Native PAGE of eGFP-gp16

Increasing amounts of eGFP-gp16 were loaded onto a 6% tris–glycine polyacrylamide gel in conjunction with the Native PAGE Mark kit (Invitrogen). This commercially available Native PAGE Mark kit uses a non-denaturing detergent to mildly solubilize and coats the protein with a negative charge. Thus, gel electrophoresis separates solely on the basis of mass. The gel was imaged using a Typhoon gel image scanner at an excitation wavelength of 488 nm.

Atomic force microscopy (AFM) imaging

APS mica was obtained by incubation of freshly cleaved mica in 167 nM 1-(3-aminopropyl) silatrane as described (Shlyakhtenko et al., 2003; Lyubchenko and Shlyakhtenko, 2009). Native PAGE purified RNA samples were diluted with 1xTMS buffer to a final concentration of 3–5 nM. Then, 5–10 μL of pRNA was immediately deposited on the APS mica surface. After 2 min incubation, excess samples were washed with DEPC treated water and dried under a flow of Argon gas. AFM images in air were acquired using MultiMode AFM NanoScope IV system (Veeco/Digital Instruments, Santa Barbara, CA) operating in tapping mode. Two types of AFM probes were used under tapping mode imaging in air: (1) regular tapping Mode Silicon Probes (Olympus from Asylum Research, Santa_Barbara, CA) with a spring constant of ~42 N/m and a resonant frequency between 300 kHz and 320 kHz. (2) non-contact NSG01_DLC probes (K-Tek Nanotechnology, Wilsonville, OR) with a spring constant of about 5.5 N/m and a resonance frequency between 120 kHz and 150 kHz.

Electrophoretic mobility shift assay (EMSA)
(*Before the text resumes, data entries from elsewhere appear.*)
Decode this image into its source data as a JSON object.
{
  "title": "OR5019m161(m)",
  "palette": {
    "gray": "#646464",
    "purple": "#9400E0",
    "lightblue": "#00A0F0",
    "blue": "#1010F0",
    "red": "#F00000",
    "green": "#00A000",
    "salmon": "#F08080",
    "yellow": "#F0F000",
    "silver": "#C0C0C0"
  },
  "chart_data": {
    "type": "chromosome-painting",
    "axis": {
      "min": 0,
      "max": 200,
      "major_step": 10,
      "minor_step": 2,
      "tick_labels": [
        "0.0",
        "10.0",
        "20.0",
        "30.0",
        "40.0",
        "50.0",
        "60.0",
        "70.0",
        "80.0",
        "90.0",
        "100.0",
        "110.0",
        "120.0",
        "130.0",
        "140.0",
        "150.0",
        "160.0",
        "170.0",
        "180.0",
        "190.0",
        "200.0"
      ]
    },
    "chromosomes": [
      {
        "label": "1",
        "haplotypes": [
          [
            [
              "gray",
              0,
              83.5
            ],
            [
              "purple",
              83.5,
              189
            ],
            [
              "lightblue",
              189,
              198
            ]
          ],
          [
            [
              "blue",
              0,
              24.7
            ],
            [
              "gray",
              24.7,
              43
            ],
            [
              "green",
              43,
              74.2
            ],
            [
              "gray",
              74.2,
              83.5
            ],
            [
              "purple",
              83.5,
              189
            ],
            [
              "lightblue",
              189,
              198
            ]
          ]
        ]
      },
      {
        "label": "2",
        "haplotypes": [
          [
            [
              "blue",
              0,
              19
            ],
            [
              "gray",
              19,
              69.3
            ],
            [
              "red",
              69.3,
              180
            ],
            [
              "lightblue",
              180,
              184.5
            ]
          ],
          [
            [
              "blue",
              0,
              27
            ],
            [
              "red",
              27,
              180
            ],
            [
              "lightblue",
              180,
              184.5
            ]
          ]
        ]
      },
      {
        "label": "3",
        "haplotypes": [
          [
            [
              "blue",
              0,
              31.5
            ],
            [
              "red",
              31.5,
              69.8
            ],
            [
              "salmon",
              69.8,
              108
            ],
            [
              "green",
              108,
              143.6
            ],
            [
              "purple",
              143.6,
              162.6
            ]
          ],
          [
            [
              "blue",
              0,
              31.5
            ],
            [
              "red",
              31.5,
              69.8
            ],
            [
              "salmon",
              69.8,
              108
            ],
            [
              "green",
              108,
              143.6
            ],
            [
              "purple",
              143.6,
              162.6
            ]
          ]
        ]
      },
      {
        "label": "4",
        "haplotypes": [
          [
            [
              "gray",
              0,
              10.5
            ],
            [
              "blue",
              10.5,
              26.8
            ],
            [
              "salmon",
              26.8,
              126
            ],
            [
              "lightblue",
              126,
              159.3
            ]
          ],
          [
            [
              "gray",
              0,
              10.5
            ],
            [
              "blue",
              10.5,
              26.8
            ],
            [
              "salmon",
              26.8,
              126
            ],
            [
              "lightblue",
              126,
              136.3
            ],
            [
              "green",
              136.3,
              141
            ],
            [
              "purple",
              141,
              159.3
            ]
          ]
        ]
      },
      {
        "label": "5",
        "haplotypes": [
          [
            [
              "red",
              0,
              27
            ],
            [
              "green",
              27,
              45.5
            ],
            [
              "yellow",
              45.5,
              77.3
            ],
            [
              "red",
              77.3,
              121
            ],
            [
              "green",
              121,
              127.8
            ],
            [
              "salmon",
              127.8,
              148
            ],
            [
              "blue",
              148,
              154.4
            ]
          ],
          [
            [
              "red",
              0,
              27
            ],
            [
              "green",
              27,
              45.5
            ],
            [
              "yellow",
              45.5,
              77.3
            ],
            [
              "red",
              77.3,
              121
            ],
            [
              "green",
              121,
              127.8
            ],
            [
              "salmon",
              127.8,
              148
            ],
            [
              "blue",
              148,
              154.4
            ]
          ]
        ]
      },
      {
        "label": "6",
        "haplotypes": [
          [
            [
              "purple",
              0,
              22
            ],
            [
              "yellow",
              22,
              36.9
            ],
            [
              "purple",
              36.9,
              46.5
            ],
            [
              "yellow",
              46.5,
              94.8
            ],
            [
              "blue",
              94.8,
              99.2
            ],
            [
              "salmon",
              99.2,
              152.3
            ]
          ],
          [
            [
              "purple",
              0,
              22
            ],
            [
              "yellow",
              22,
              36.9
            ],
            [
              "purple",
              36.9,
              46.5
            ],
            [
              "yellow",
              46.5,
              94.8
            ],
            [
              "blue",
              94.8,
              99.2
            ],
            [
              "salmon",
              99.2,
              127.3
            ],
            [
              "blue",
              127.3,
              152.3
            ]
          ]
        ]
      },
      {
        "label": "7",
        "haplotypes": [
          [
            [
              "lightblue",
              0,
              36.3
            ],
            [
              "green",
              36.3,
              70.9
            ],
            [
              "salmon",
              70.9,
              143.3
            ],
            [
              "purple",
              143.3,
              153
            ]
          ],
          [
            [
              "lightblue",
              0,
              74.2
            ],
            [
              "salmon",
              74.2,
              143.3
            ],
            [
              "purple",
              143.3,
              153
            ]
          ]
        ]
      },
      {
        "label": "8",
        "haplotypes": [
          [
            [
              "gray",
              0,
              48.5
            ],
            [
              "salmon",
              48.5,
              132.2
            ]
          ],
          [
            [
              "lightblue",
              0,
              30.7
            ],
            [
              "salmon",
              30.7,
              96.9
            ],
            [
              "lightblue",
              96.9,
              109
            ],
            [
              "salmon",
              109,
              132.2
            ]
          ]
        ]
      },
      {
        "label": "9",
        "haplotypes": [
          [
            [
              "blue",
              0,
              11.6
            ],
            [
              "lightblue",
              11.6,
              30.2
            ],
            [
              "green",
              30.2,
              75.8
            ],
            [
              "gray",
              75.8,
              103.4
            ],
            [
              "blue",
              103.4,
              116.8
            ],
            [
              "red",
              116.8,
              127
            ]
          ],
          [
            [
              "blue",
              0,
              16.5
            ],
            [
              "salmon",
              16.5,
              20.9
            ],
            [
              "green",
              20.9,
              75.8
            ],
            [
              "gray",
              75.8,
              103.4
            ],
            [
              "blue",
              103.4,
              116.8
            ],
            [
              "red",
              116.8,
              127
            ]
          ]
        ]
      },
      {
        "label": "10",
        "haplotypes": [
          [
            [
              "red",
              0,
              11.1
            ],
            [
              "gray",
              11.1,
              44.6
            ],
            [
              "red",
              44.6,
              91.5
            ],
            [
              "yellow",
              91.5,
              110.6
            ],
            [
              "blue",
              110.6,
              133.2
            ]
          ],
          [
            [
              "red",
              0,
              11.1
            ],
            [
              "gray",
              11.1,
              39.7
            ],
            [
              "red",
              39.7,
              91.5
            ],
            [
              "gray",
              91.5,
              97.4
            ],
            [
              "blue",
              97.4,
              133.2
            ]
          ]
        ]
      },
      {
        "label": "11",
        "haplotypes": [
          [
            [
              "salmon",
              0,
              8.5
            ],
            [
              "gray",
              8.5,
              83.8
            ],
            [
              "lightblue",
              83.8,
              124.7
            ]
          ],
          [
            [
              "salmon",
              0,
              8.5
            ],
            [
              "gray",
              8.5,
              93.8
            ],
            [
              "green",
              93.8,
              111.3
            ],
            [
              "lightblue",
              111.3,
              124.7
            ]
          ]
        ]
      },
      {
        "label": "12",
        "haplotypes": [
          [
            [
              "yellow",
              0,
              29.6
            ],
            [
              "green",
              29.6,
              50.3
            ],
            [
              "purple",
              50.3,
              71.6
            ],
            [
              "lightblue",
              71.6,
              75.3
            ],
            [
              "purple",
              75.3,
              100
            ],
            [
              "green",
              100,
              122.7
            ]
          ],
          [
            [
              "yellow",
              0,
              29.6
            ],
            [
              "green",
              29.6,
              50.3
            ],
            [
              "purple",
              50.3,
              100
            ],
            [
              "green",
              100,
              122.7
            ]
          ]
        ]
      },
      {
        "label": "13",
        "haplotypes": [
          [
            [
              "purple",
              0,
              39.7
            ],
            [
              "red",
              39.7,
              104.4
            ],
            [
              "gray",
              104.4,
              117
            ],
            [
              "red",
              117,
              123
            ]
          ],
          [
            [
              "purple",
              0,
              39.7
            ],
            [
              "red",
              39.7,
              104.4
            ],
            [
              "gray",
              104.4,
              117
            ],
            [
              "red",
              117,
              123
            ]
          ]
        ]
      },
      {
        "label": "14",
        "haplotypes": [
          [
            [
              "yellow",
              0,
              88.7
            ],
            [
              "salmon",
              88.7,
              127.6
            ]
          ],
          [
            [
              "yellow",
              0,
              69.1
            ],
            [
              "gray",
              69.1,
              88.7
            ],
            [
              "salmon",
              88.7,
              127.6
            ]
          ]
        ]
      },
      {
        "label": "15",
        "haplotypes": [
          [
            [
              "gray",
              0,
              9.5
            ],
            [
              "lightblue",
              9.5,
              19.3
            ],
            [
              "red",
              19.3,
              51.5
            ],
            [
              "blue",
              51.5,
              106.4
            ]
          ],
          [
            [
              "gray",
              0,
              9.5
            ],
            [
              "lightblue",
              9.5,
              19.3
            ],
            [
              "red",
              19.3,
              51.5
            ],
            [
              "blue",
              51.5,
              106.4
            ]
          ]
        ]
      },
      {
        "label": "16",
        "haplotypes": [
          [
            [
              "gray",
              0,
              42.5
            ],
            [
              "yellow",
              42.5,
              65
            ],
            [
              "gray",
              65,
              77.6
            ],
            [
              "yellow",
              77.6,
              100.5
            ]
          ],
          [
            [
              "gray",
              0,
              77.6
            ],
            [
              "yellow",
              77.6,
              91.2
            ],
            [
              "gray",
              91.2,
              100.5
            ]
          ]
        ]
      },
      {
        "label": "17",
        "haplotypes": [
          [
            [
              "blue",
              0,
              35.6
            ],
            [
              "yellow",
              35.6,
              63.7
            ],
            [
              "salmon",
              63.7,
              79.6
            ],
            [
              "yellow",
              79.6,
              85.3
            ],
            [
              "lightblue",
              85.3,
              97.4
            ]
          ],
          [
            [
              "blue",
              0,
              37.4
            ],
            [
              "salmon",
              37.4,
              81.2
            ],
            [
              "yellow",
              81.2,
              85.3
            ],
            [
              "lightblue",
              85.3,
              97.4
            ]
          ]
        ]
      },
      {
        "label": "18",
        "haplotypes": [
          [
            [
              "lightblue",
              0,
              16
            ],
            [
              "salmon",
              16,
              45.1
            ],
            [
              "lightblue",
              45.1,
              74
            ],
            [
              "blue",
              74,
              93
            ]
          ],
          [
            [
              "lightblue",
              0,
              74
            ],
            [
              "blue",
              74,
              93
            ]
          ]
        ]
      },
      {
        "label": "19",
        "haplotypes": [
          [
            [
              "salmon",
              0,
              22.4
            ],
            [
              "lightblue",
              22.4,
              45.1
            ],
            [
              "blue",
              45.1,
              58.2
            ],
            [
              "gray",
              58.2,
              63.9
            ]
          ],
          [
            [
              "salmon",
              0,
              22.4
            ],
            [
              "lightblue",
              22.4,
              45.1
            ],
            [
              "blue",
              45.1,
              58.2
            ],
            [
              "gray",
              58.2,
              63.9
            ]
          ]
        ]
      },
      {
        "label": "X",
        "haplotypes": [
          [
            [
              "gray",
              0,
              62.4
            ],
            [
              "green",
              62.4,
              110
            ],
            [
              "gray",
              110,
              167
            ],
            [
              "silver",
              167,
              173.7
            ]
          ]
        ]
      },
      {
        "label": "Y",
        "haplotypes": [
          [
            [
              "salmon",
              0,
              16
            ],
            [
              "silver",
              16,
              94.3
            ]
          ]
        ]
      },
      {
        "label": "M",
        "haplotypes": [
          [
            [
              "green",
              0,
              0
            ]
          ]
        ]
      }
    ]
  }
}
The fluorescently tagged protein that facilitates detection and purification was shown to possess similar assembly and packaging activity as compared to wildtype (Lee et al., 2009; Schwartz et al., 2012). Cy3-dsDNA (40 bp) was prepared by annealing two complementary DNA oligos containing a Cy3 label (IDT) at its 5′ ends and purified by a 10% polyacrylamide gel. Samples were prepared in 20 μl buffer A (20 mM Tris–HCl, 50 mM NaCl, 1.5% glycerol, 0.1 mM Mg2+). Specifically, 1.78 μM eGFP-gp16 was mixed with 7.5 ng/μl of 40 bp Cy3-DNA in the presence or absence of ATP and γ-S-ATP. Samples were incubated at ambient temperature for 20 min and then loaded onto a 1% agarose gel (44.5 mM Tris, 44.5 mM boric acid) and electrophoresed at 4°C for 1 h at 8 V/cm. The eGFP-gp16 and Cy3-DNA samples were analyzed by a fluorescent LightTools Whole Body Imager using 488 nm and 540 nm excitation wavelengths for GFP and Cy3, respectively.